The range of means for dissemination and engagement with the AHRC community was one of the key strengths of the day, enabling a broad spectrum of projects to be represented, and in a manner best suited to the nature of the research and its related outcomes. We look forward with anticipation to the next Common Ground Event!
Dr Sheepali Patel, Cambridge School of Art, ARU:
“The written feedback to the project was overwhelming”.
The Crossing forms a strand of my research focus on Creative Communication, exploring the cross-disciplinary potential of existing and emerging audio-visual technologies and challenging traditional narrative conventions in engaging audiences with story and subject matter.
The research team and I had been constructing The Crossing for two years as such we approached the AHRC Common Ground Event with nervous anticipation. At the heart of our multi-screen installation, is the story of a young trafficked girl, which unfolds through a number of visual and sonic layers. Taking a cross-disciplinary approach, the project aimed to exploit the potential of live action, drone filming, visual effects and an immersive perspective shifting sound design through the 3Sixty’s wrap-around screens and using blue-tooth headphones to isolate the audience experience. The aim of the project was to explore the concept of ‘hope’ and it’s gradual unfurling reality into an exploitation of trust to perpetuate an illegal $150 billion worldwide industry which trades in people.

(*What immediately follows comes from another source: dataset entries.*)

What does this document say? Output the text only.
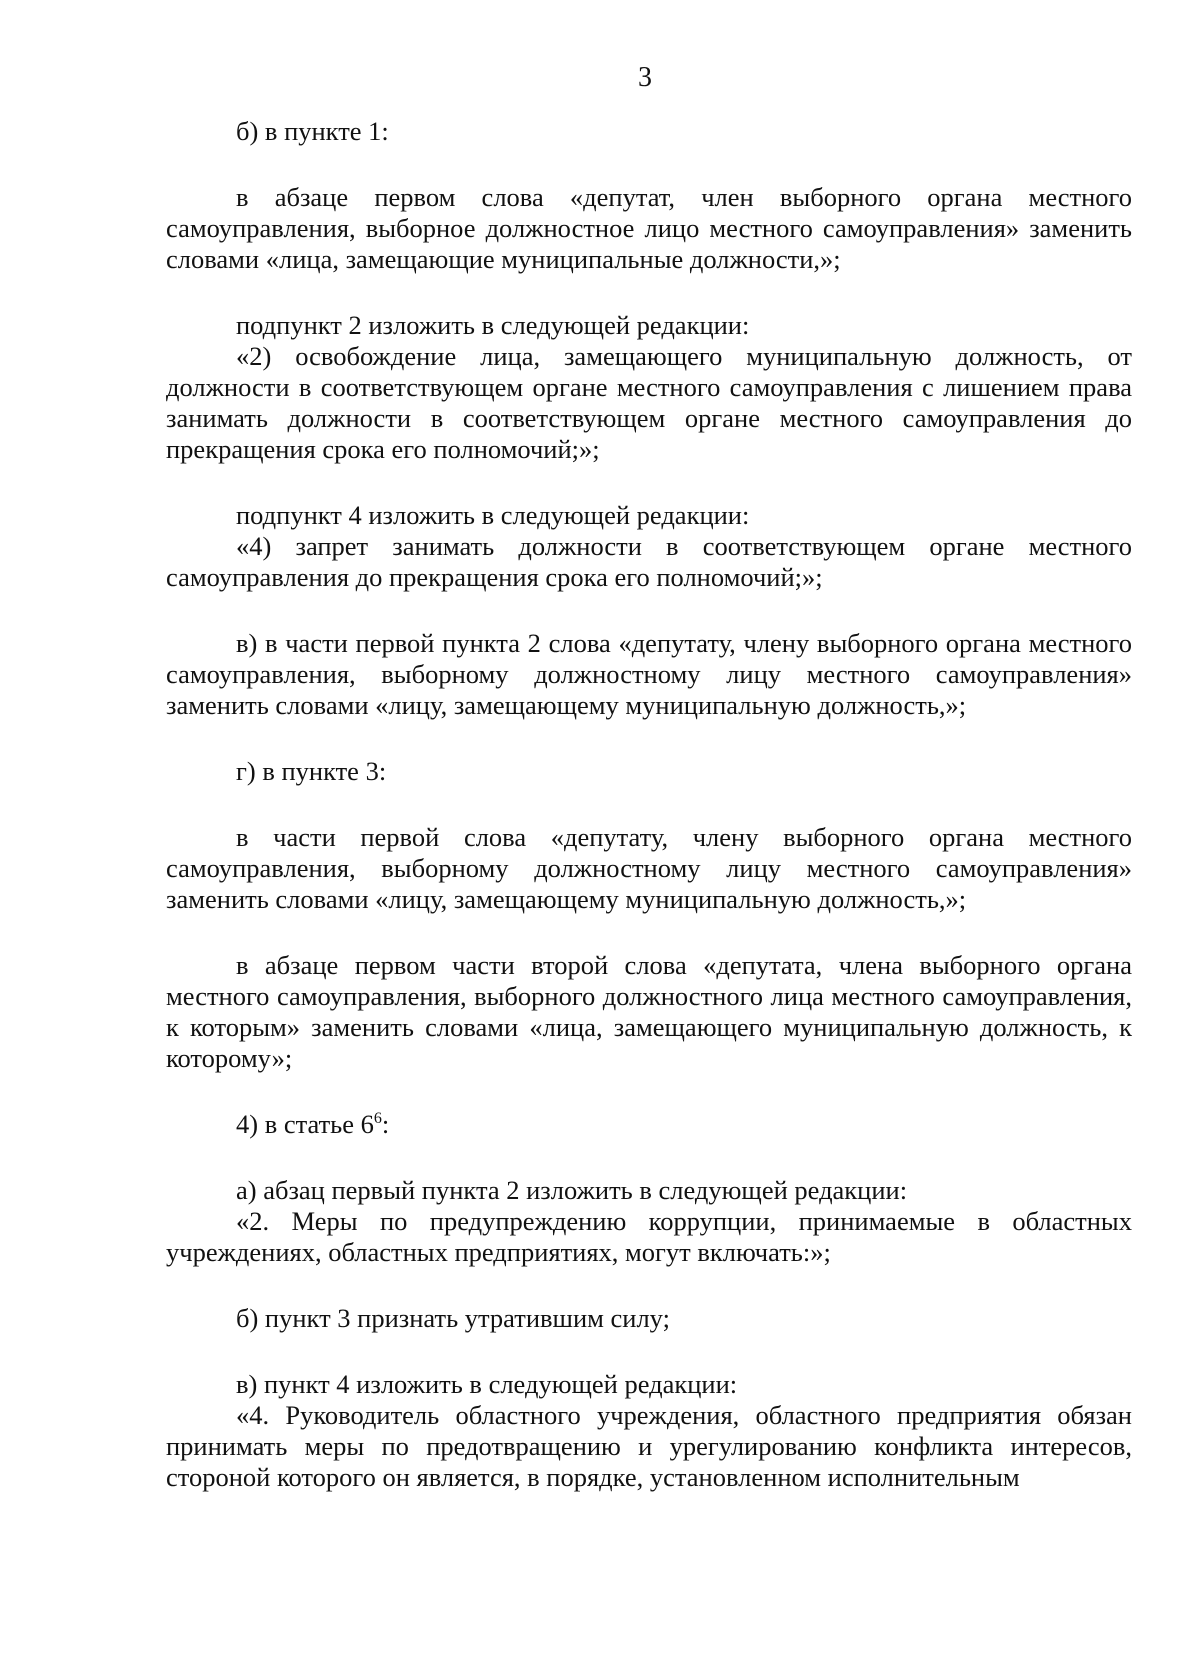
3

б) в пункте 1:

в абзаце первом слова «депутат, член выборного органа местного самоуправления, выборное должностное лицо местного самоуправления» заменить словами «лица, замещающие муниципальные должности,»;

подпункт 2 изложить в следующей редакции:

«2) освобождение лица, замещающего муниципальную должность, от должности в соответствующем органе местного самоуправления с лишением права занимать должности в соответствующем органе местного самоуправления до прекращения срока его полномочий;»;

подпункт 4 изложить в следующей редакции:

«4) запрет занимать должности в соответствующем органе местного самоуправления до прекращения срока его полномочий;»;

в) в части первой пункта 2 слова «депутату, члену выборного органа местного самоуправления, выборному должностному лицу местного самоуправления» заменить словами «лицу, замещающему муниципальную должность,»;

г) в пункте 3:

в части первой слова «депутату, члену выборного органа местного самоуправления, выборному должностному лицу местного самоуправления» заменить словами «лицу, замещающему муниципальную должность,»;

в абзаце первом части второй слова «депутата, члена выборного органа местного самоуправления, выборного должностного лица местного самоуправления, к которым» заменить словами «лица, замещающего муниципальную должность, к которому»;

4) в статье $6^6$:

а) абзац первый пункта 2 изложить в следующей редакции:

«2. Меры по предупреждению коррупции, принимаемые в областных учреждениях, областных предприятиях, могут включать:»;

б) пункт 3 признать утратившим силу;

в) пункт 4 изложить в следующей редакции:

«4. Руководитель областного учреждения, областного предприятия обязан принимать меры по предотвращению и урегулированию конфликта интересов, стороной которого он является, в порядке, установленном исполнительным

The written feedback to the project was overwhelming. The spatial impact of the 8 metre diagonal screens and the mirrored drone footage, combined with intimate audio experience created an unsettling physical reaction in the audience but also seemed to intensify the understanding of the complex issues involved in sex trafficking. It was rewarding to finally see the project in such a space and achieve and engage in a constructive dialogue with other researchers and members of the public.
Dr Shreepali Patel is an academic and filmmaker. The Crossing is currently being developed as an interactive project to be used in PHSE studies within Secondary School curriculum.